Perhaps it would be useful to contrast what you have in mind with soft typing systems such as SoftScheme, MrSpidey, MrFlow, or the soft typing system for Erlang, for example.

Still, I'd slide in the other direction..

You definitely have a defensible position.

While we are talking about hypothetical systems though, I'll add my opinion, which isn't really that different from yours.

If we have a static type system that is very expressive, and lets us type things very accurately -- like the Ontic-like systems that have been brought up occasionally -- then you can pretty much write the same programs as you can in a dynamic/soft system, in the same way (at least I think, with a considerably different notion of type inference). I'd apply the "slider" at the boundaries to dynamically loaded/runtime generated code, and quickly merge back into the statically-typed semantics.

The difference is that when your code has compiled, you'd know it has been proven correct, in it's entirety. When you use a third party library, you'd know the guarantees it makes hold; and so on.

Let's not forget that

Let's not forget that parallel hierarchies, by definition, introduce coupling, with all the disadvantages it entails.

Maybe you should explain

Maybe you should explain your concerns a little more detailed. In the case you describe I would assume a standard OO design where AWindow and ARenderer are both abstract classes ( or interfaces ) and AWindow holds a reference to an ARenderer. In C++ this could be encoded as:

class AWindow
{
public:
    void update() = 0;
private:
    ARenderer* renderer;
};

class ARenderer
{
public:
    void draw(AWindow*) = 0;
};

A client object will hold a reference of AWindow. When an instance BWindow is created it requires also a concrete instance of a Renderer.
The parallel hierarchies follow directly from the abstractions / specifications. Maybe I'm overlooking something but what do you consider as "sloppy"?
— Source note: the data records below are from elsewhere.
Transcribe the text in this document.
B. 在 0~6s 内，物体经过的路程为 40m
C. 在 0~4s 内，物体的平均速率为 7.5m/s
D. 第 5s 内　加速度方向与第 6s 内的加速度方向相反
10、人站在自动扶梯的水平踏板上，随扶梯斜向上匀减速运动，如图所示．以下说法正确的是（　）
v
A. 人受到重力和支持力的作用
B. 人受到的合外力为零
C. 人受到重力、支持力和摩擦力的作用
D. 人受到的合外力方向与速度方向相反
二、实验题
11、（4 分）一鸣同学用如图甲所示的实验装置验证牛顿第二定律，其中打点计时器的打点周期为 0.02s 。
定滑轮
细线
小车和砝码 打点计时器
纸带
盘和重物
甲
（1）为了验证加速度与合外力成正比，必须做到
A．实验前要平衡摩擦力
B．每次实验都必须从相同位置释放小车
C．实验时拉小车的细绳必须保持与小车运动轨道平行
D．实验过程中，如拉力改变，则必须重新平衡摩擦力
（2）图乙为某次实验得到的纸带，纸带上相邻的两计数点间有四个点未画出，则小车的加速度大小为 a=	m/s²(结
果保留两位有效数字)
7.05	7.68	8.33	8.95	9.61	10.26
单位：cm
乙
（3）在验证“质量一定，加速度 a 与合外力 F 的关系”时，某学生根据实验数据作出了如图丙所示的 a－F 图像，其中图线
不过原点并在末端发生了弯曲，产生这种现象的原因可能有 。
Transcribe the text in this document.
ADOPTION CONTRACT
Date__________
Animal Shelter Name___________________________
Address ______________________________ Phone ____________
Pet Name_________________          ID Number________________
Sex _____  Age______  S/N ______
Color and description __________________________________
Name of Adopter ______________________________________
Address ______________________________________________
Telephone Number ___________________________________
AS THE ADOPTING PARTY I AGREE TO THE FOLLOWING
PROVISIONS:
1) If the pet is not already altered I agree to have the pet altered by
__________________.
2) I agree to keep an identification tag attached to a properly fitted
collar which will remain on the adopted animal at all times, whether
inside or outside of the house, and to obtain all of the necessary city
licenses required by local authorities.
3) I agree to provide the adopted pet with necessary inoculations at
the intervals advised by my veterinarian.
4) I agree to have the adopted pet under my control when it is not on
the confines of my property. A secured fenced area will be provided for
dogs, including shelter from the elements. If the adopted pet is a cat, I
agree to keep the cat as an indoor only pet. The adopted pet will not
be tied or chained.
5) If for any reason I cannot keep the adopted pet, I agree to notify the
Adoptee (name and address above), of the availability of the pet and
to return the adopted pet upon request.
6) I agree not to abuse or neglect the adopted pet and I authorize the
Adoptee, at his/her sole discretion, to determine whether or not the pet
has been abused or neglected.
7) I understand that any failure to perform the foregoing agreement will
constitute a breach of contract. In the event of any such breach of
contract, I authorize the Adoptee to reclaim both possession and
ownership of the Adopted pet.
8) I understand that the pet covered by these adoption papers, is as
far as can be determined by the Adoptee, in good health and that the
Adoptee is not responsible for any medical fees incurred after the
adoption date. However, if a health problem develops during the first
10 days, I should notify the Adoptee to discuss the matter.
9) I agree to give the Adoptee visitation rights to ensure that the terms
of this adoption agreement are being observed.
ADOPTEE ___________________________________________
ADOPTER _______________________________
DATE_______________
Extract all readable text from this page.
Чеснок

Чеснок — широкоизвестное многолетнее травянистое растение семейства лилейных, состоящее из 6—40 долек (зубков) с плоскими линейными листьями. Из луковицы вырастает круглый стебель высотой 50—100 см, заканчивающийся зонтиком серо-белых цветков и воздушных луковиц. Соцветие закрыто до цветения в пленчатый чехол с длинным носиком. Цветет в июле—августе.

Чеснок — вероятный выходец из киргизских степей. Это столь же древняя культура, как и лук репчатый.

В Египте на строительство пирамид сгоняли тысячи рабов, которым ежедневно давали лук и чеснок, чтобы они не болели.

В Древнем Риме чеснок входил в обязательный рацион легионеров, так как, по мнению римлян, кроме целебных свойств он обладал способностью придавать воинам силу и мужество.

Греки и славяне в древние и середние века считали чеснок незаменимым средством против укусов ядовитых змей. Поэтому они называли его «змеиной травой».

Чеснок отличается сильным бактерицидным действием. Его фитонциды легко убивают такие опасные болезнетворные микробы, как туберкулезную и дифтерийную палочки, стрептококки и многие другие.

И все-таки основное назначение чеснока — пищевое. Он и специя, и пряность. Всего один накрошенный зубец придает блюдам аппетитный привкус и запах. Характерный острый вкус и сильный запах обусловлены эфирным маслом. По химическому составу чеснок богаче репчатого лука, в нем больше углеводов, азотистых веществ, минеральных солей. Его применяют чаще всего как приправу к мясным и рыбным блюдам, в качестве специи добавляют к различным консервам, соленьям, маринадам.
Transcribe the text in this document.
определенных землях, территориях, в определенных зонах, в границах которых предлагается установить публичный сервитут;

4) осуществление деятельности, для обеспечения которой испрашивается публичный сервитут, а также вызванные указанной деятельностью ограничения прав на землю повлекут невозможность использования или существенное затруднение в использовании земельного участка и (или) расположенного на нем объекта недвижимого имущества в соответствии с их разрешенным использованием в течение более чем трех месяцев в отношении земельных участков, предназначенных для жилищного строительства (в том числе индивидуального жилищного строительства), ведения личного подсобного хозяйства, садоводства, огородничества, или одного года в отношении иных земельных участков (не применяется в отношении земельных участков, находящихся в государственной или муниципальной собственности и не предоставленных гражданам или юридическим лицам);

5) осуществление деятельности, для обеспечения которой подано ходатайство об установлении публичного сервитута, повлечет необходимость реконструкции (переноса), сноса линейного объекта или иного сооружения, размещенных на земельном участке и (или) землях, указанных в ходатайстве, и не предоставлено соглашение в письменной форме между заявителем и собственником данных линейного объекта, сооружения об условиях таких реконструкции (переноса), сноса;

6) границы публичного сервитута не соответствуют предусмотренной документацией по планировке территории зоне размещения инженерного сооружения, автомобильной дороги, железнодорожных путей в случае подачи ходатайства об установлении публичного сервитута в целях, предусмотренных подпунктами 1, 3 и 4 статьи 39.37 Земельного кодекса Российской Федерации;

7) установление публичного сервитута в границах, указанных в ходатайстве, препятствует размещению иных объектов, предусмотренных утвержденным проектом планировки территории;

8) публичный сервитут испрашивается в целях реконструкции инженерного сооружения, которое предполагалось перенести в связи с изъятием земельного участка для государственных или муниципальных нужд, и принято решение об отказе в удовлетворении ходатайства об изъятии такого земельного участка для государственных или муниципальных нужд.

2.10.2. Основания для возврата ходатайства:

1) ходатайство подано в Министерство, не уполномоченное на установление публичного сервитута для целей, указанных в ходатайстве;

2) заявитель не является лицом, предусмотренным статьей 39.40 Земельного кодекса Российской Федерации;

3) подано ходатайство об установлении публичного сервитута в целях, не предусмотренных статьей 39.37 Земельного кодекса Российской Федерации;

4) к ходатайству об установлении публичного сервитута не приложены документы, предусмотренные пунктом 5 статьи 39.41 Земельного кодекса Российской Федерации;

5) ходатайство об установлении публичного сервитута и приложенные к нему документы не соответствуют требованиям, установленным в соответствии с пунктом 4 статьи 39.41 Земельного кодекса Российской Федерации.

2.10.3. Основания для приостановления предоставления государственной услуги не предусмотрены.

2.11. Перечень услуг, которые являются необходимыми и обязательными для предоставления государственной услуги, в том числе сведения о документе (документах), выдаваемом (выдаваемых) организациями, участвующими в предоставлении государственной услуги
I've sometimes encountered

I've sometimes encountered the case that there is some kind of mutual relationship which isn't expressed clearly by using parallel hierachies. For example:

class Doc { 
	void register(View view) { ... }
	void notify(Notification n) { ... }
}

abstract class View {
	abstract void paint(Doc doc);
	abstract void update(Notification n);
}

Then there has to be a relationship between the doc and the view that every doc only can be register a matching view. And in the View.paint method there has to be a cast to a certain document class to retrieve the data the view has to paint.

class MyDoc extends Doc {
	void register(View view) {
		if (!(view instanceof MyView)) throw new IllegalViewError(...);
		super.register(view);
	}
}

class MyView extends View {
	void paint(Doc _doc) {
		MyDoc doc = (MyDoc)_doc;
		... // paint with 'doc'
	}

	void update(Notification n) {
		...
	}
}

My actual solution to this problem is to use inner-classes for Doc and View and use a outer class 'DocView' which handles the registration, notifications etc. Not a perfect solution, but better then using totally unrelated hierachies where the relationship is only expressed in the documentation.

Another idea is 'capture of recursion'. It's described in Object-Oriented Type Systems.

And of couse there is the 'Scala approach', but the Palsberg/Schwartzbach approach looks to me the most elegant one.